I also noticed the core system has been moved into a vendor directory. This should make versioning Magento2 easier as you can simply ignore the vendor directory in your version control system. Versioning Magento1 projects is messy business.
Magento2 the Cons
A lot of what I do with Magento revolves around API integrations with external systems. Naturally, my first task with Magento2 was to migrate some API-based integrations from the 1.9 series to a 2.0 installation. First off, I decided to make the hop from SOAP to REST. It’s clear there’s a bias towards REST from the Magento team, just looking at the paltry SOAP documentation and bountiful REST documentation for 2.0.
One aspect of integrating I don’t think I got right (not for lack of trying) is the authentication component of the API. In Magento1 using SOAP, I simply create a username and password and enter them in my external application. That’s all it takes to get an external app authenticated against Magento1. While it seems this is possible, I’m not sure how to actually authenticate against the API using the Role-based configuration for a user in Magento2. From what I’ve seen it feels like HTTP-BASIC auth should work in this case, but I was unable to get it to work.

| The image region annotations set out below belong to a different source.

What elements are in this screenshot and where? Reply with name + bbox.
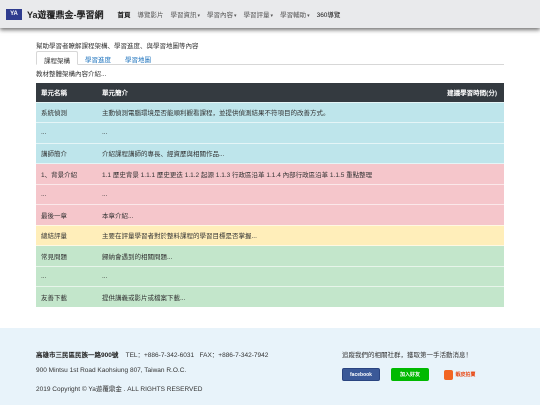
tab-learning-map[interactable]: 學習地圖 — [118, 51, 158, 65]
unit-name-cell: 講師簡介 — [36, 142, 97, 164]
table-row: ...... — [36, 122, 504, 143]
unit-name-cell: 系統偵測 — [36, 101, 97, 123]
nav-360-tour[interactable]: 360導覽 — [317, 9, 341, 19]
suggested-time-cell — [430, 286, 504, 307]
unit-name-cell: 最後一章 — [36, 204, 97, 225]
unit-summary-cell: ... — [97, 183, 431, 205]
table-row: ...... — [36, 183, 504, 205]
line-add-friend-button[interactable]: 加入好友 — [391, 368, 429, 381]
unit-name-cell: ... — [36, 183, 97, 205]
nav-guide-video[interactable]: 導覽影片 — [138, 9, 164, 19]
unit-summary-cell: 主動偵測電腦環境是否能順利觀看課程，並提供偵測結果不符項目的改善方式。 — [97, 101, 431, 123]
unit-summary-cell: 1.1 歷史背景 1.1.1 歷史更迭 1.1.2 起源 1.1.3 行政區沿革… — [97, 163, 431, 184]
chevron-down-icon: ▾ — [197, 13, 201, 19]
nav-learning-support[interactable]: 學習輔助▾ — [280, 9, 310, 19]
unit-summary-cell: 歸納會遇到的相關問題... — [97, 245, 431, 266]
header-suggested-time: 建議學習時間(分) — [430, 83, 504, 102]
suggested-time-cell — [430, 122, 504, 143]
suggested-time-cell — [430, 142, 504, 164]
suggested-time-cell — [430, 183, 504, 205]
shopping-bag-icon — [444, 369, 454, 380]
table-row: 最後一章 本章介紹... — [36, 204, 504, 225]
brand-title[interactable]: Ya遊覆鼎金-學習網 — [27, 8, 104, 21]
suggested-time-cell — [430, 245, 504, 266]
unit-name-cell: 總結評量 — [36, 224, 97, 246]
table-row: 系統偵測 主動偵測電腦環境是否能順利觀看課程，並提供偵測結果不符項目的改善方式。 — [36, 101, 504, 123]
table-row: 1、背景介紹 1.1 歷史背景 1.1.1 歷史更迭 1.1.2 起源 1.1.3… — [36, 163, 504, 184]
suggested-time-cell — [430, 101, 504, 123]
footer-address: 高雄市三民區民族一路900號 — [36, 352, 119, 359]
facebook-label: facebook — [350, 371, 372, 378]
unit-summary-cell: 提供講義或影片或檔案下載... — [97, 286, 431, 307]
header-unit-name: 單元名稱 — [36, 83, 97, 102]
table-row: ...... — [36, 265, 504, 287]
course-units-table: 單元名稱 單元簡介 建議學習時間(分) 系統偵測 主動偵測電腦環境是否能順利觀看課… — [36, 83, 504, 307]
shopee-button[interactable]: 蝦皮拍賣 — [441, 368, 479, 381]
nav-learning-info[interactable]: 學習資訊▾ — [171, 9, 201, 19]
unit-name-cell: 常見問題 — [36, 245, 97, 266]
unit-summary-cell: 介紹課程講師的專長、經資歷與相關作品... — [97, 142, 431, 164]
tab-learning-progress[interactable]: 學習進度 — [78, 51, 118, 65]
logo-icon[interactable]: YA — [6, 8, 22, 20]
unit-name-cell: ... — [36, 122, 97, 143]
facebook-button[interactable]: facebook — [342, 368, 380, 381]
unit-name-cell: 1、背景介紹 — [36, 163, 97, 184]
suggested-time-cell — [430, 163, 504, 184]
footer-phone: TEL：+886-7-342-6031 — [125, 352, 195, 359]
unit-name-cell: ... — [36, 265, 97, 287]
table-row: 總結評量 主要在評量學習者對於整料課程的學習目標是否掌握... — [36, 224, 504, 246]
footer-social-text: 追蹤我們的相關社群，獲取第一手活動消息！ — [342, 352, 472, 359]
line-label: 加入好友 — [399, 372, 420, 378]
chevron-down-icon: ▾ — [234, 13, 237, 19]
footer-address-en: 900 Mintsu 1st Road Kaohsiung 807, Taiwa… — [36, 367, 187, 374]
table-row: 友善下載 提供講義或影片或檔案下載... — [36, 286, 504, 307]
table-row: 講師簡介 介紹課程講師的專長、經資歷與相關作品... — [36, 142, 504, 164]
chevron-down-icon: ▾ — [270, 13, 274, 19]
navbar: YA Ya遊覆鼎金-學習網 首頁 導覽影片 學習資訊▾ 學習內容▾ 學習評量▾ … — [0, 0, 540, 28]
footer-fax: FAX：+886-7-342-7942 — [199, 352, 269, 359]
nav-learning-content[interactable]: 學習內容▾ — [207, 9, 237, 19]
nav-home[interactable]: 首頁 — [118, 9, 131, 19]
table-row: 常見問題 歸納會遇到的相關問題... — [36, 245, 504, 266]
unit-summary-cell: 本章介紹... — [97, 204, 431, 225]
nav-learning-assessment[interactable]: 學習評量▾ — [244, 9, 274, 19]
suggested-time-cell — [430, 224, 504, 246]
header-unit-summary: 單元簡介 — [97, 83, 431, 102]
tab-bar: 課程架構 學習進度 學習地圖 — [36, 51, 504, 65]
chevron-down-icon: ▾ — [307, 13, 310, 19]
footer: 高雄市三民區民族一路900號 TEL：+886-7-342-6031 FAX：+… — [0, 328, 540, 405]
footer-copyright: 2019 Copyright © Ya遊覆鼎金 . ALL RIGHTS RES… — [36, 386, 203, 393]
unit-summary-cell: ... — [97, 265, 431, 287]
suggested-time-cell — [430, 204, 504, 225]
table-header-row: 單元名稱 單元簡介 建議學習時間(分) — [36, 83, 504, 102]
unit-summary-cell: 主要在評量學習者對於整料課程的學習目標是否掌握... — [97, 224, 431, 246]
page-intro: 幫助學習者瞭解課程架構、學習進度、與學習地圖等內容 — [36, 43, 199, 50]
footer-contact: 高雄市三民區民族一路900號 TEL：+886-7-342-6031 FAX：+… — [36, 349, 268, 359]
tab-description: 教材整體架構內容介紹... — [36, 71, 107, 78]
tab-course-structure[interactable]: 課程架構 — [36, 51, 78, 65]
suggested-time-cell — [430, 265, 504, 287]
unit-summary-cell: ... — [97, 122, 431, 143]
unit-name-cell: 友善下載 — [36, 286, 97, 307]
shopee-label: 蝦皮拍賣 — [455, 372, 476, 378]
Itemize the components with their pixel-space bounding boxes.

I was able to authenticate using OAuth, but found the documentation lacking and ended up answering my own question on the Magento StackExchange site. This seems like an unnatural use for OAuth. True, the external app in my case is technically a third-party one, but it’s not one that needs to ask Magento customers to allow access to their Magento information from another application. I’d like to figure out how to get the role-based session authentication working correctly with the REST API.

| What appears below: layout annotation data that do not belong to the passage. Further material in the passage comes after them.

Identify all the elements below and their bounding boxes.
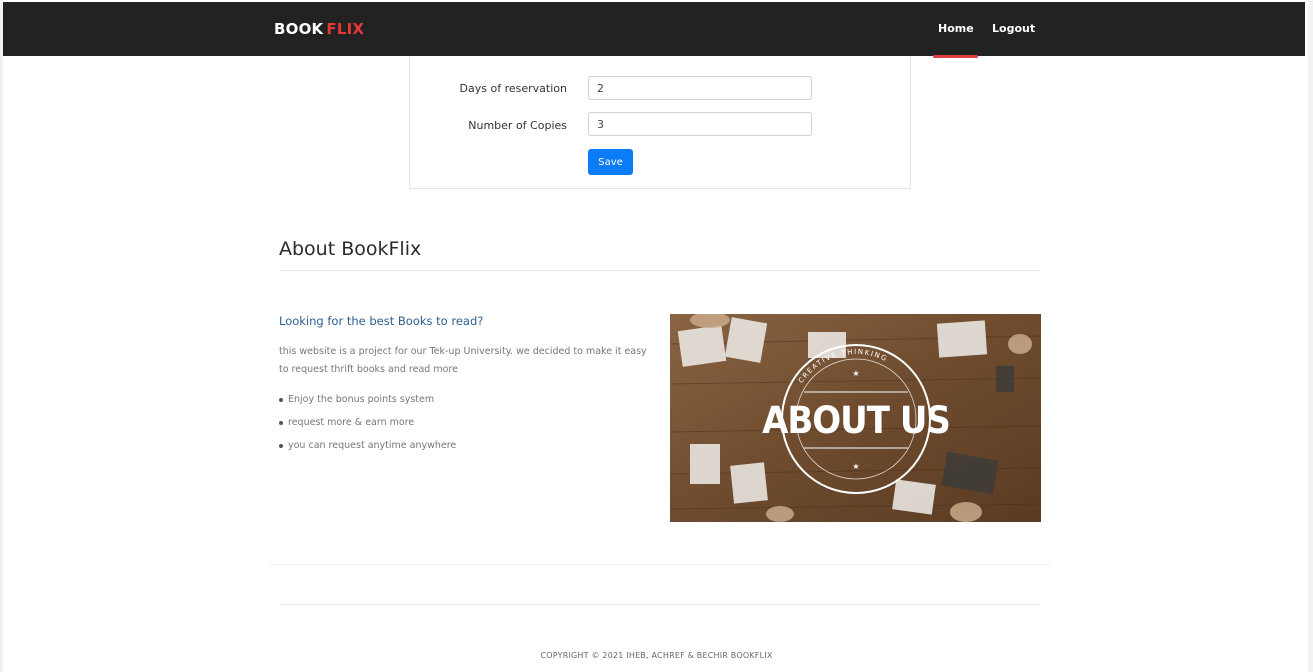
days-of-reservation-input[interactable] xyxy=(588,76,812,100)
reservation-form-card: Days of reservation Number of Copies Sav… xyxy=(409,56,911,189)
nav-active-indicator xyxy=(933,55,978,58)
navbar: BOOK FLIX Home Logout xyxy=(3,2,1305,58)
svg-text:★: ★ xyxy=(852,462,859,471)
about-title: About BookFlix xyxy=(279,238,422,260)
nav-home-link[interactable]: Home xyxy=(938,22,974,35)
brand-logo[interactable]: BOOK FLIX xyxy=(274,20,364,38)
number-of-copies-label: Number of Copies xyxy=(468,119,567,132)
number-of-copies-input[interactable] xyxy=(588,112,812,136)
about-description: this website is a project for our Tek-up… xyxy=(279,346,647,375)
nav-logout-link[interactable]: Logout xyxy=(992,22,1035,35)
feature-item: request more & earn more xyxy=(279,415,456,438)
brand-text-book: BOOK xyxy=(274,20,324,38)
window-right-edge xyxy=(1308,0,1313,672)
about-us-image-text: ABOUT US xyxy=(762,399,950,442)
days-of-reservation-label: Days of reservation xyxy=(459,82,567,95)
footer-divider xyxy=(279,604,1040,605)
save-button[interactable]: Save xyxy=(588,149,633,175)
footer-copyright: COPYRIGHT © 2021 IHEB, ACHREF & BECHIR B… xyxy=(540,651,773,660)
about-subtitle: Looking for the best Books to read? xyxy=(279,314,484,328)
svg-text:★: ★ xyxy=(852,369,859,378)
feature-item: you can request anytime anywhere xyxy=(279,438,456,461)
section-divider xyxy=(270,564,1050,565)
feature-item: Enjoy the bonus points system xyxy=(279,392,456,415)
about-divider xyxy=(279,270,1040,271)
about-us-image: CREATIVE THINKING ★ ★ ABOUT US xyxy=(670,314,1041,522)
feature-list: Enjoy the bonus points system request mo… xyxy=(279,392,456,461)
brand-text-flix: FLIX xyxy=(326,20,365,38)
window-left-edge xyxy=(0,0,3,672)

Speaking of the REST API, I had started to write my own client library using cURL and PHP because I couldn’t find any client libraries on GitHub or through Composer. What I discovered though is Magento2 uses Swagger.io which means you can generate documentation and client libraries in numerous languages! That is really cool, so I generated a PHP client library, but ended up discovering some bugs in the generated code. I’m confident these will be addressed by future releases of Magento2 or Swagger (wherever the bugs lie), but for now you’re left to your own devices to cope with them.
Overall Magento2 looks compelling, I just don’t think it’s there yet unless you intend to use a very minimal set of features or have the inclination (read: time and budget) to discover how to do things in the new world order on your own. Magento1 is so prevalent that practically every question you might have is already answered or minutes away from being answered when you pose your question on StackOverflow, not to mention the plethora modules for Magento1.
With the Magento1 series being supported for the next 3 years I feel confident continuing to work in it. That said, I’d say let Magento2 bake for a while. Soon enough you’ll find scads of third-party modules and answers for just about any question you might have for custom work just like Magento1. By then I think there’s no question, Magento1 will be toast.